Black Swan Events were introduced by Nassim Nicholas Taleb, a Lebanese-American essayist, scholar, statistician, and risk analyst in his 2001 book, Fooled by Randomness, in which he seeks to show that some extreme events are impossible to predict no matter how sophisticated the statistical model.
Taleb gave the Black Swan Event three attributes.
- It is an outlier that lies outside the realm of regular expectations, because nothing in the past can convincingly point to its possibility.
- It carries an extreme 'impact'.
- Human nature leads to explanations after the fact, seeking future predictability that is, in fact, impossible.

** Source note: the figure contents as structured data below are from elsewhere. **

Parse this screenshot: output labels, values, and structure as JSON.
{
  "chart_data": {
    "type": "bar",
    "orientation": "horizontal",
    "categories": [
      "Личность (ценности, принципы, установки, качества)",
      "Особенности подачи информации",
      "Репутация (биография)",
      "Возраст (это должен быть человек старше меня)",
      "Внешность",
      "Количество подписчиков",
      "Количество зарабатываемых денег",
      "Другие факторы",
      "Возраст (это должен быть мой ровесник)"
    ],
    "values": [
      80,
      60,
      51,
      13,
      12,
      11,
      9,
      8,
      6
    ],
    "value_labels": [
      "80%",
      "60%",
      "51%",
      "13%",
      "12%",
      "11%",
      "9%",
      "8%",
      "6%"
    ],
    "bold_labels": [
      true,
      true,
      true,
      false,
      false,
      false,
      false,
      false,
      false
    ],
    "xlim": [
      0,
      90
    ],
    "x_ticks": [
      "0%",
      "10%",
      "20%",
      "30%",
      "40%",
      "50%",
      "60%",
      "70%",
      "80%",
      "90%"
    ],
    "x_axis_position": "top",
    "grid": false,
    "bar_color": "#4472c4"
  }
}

The idea of a black swan has actually been traced back to the Roman poet Juvenal who lived in the late 1st and early 2nd century AD. He coined the Latin phrase "rara avis in terris nigroque simillima cygno" ("a rare bird in the lands and very much like a black swan").

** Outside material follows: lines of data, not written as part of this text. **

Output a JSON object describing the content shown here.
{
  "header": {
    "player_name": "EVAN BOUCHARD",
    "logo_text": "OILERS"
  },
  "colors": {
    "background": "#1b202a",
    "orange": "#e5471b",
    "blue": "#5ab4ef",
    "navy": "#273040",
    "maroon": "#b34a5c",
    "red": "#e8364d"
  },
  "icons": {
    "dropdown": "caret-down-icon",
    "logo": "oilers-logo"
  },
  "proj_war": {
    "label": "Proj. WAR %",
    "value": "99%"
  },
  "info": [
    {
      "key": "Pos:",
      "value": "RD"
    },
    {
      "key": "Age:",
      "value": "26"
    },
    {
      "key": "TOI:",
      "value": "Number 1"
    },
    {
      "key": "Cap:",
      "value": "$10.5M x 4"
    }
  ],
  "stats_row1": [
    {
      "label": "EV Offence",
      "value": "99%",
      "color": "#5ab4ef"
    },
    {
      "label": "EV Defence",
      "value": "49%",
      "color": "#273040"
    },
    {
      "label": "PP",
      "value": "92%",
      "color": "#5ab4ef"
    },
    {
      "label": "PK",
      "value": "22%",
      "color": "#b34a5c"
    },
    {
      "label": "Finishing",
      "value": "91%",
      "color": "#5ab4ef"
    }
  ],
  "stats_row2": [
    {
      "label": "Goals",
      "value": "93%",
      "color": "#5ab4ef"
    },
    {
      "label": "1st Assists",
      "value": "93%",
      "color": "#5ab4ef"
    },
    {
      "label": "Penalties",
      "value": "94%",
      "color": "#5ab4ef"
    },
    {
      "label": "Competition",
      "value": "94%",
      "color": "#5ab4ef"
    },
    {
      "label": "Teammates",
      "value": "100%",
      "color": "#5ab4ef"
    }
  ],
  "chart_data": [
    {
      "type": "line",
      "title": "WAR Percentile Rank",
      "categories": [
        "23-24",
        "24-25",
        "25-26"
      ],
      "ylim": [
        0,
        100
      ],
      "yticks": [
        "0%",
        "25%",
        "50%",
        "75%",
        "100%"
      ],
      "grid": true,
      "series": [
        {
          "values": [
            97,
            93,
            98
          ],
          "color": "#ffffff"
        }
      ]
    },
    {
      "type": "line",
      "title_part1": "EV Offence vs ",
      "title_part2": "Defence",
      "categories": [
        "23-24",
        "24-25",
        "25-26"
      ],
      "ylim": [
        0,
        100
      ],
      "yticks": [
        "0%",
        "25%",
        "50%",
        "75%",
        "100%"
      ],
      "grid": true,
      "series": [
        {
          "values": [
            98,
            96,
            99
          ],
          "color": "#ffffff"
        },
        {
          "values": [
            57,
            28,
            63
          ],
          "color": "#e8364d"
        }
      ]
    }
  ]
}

The black swan phrase became a common expression in 16th century London as a statement of impossibility. Because no one had ever seen a black swan it was assumed that they did not exist. Then in 1697, the Dutch explorer Willem de Vlamingh discovered black swans in Western Australia. The metaphor took on a whole new meaning. A single observation could upend any human system of thought, because in an instant the impossible can become a reality—like a black swan.